アメリカの国際戦略から見て、海兵隊を沖縄に置いておく必要があるか疑問である。アメリカの国会議員や軍事関係者からも普天間や名護に海兵隊を常駐させないでいいのではないかという議論も出ている。ハワイ、グアムという線から対処できるということが言われている。しかし日本のメディアからはそういったアメリカの声が伝わってこない。
アフガニスタンやイラクなど過去のアメリカの戦闘行為を見ても、アメリカは最初に爆撃を行い空から主要な軍事基地を攻撃していく。空軍の出番である。次に出て行くのは航空母艦、戦艦である。最後にいよいよ地上での戦闘に入っていくのが海兵隊。海兵隊は最初に戦闘に入っていくわけではない。海兵隊はグアムやハワイからアジアのどこにでも展開することができる。沖縄に固執する必要はないはずなのだが、日本政府が「抑止力」だから沖縄に海兵隊が必要、と主張しているというのが現状である。アメリカに従属的な日本の姿勢を変えなければ沖縄の問題は解決しない。

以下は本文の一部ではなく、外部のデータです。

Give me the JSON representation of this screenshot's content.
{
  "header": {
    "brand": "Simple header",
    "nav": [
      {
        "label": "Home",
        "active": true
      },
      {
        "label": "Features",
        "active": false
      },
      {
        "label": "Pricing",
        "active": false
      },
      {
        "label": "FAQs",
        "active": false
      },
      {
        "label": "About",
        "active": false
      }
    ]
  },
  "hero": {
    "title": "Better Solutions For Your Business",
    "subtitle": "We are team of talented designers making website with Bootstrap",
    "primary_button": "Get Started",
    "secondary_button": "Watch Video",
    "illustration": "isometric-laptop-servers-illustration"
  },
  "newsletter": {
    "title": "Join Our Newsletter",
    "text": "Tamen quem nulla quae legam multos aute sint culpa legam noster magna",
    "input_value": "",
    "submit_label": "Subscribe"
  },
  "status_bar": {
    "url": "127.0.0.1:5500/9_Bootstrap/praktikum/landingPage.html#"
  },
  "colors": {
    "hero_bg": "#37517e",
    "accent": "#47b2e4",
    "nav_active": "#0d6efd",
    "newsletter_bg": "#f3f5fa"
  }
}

辺野古移設の埋め立て承認に対する支持が県外で過半数を超えてしまった。日本全体が保守化、右傾化し、安倍政権も変わり、その中で沖縄の問題を自分たちの問題としてとらえる人が少数派になっている。安倍政権は、日本国憲法に代表される戦後体制からの脱却を掲げ、集団的自衛権の行使を容認しようとしている。安倍政権はイデオロギー色が強く、私は危機感をもっている。このような状況の中での名護市長選の勝利は感動的で歴史的なことである。失望するのではなく、まず一人一人が、違和感を感じるそれぞれの問題について、取り組むしかない。
長元朝浩氏(沖縄タイムス専任論説委員)
今「沖縄」と「日本」のメディアには温度差という言葉では表すことができない溝がある。辺野古埋め立て移設を巡る動きの中で、これまで沖縄の保守陣営の中心にいた人たちの中から、政府のやり方に反対する新しい動きが出てきている。名護市長選の結果は一条の光だったのではないか。その光を解決につなぐため、どういう取り組みをすればいいのか、それが沖縄の人に科せられた課題である。
平良朝敬氏(かりゆしグループCEO)
かりゆしグループは観光業であるが、観光は平和がないと成り立たない平和産業である。1990年以降、県内への観光入域客数は増加しているし、米軍基地が返還され、その跡地を利用した那覇市新都心や北谷町も発展している。沖縄の経済の仕組みは変わった。経済の観点からみても沖縄に基地はいらないといえる。沖縄は経済に自信を持っていい。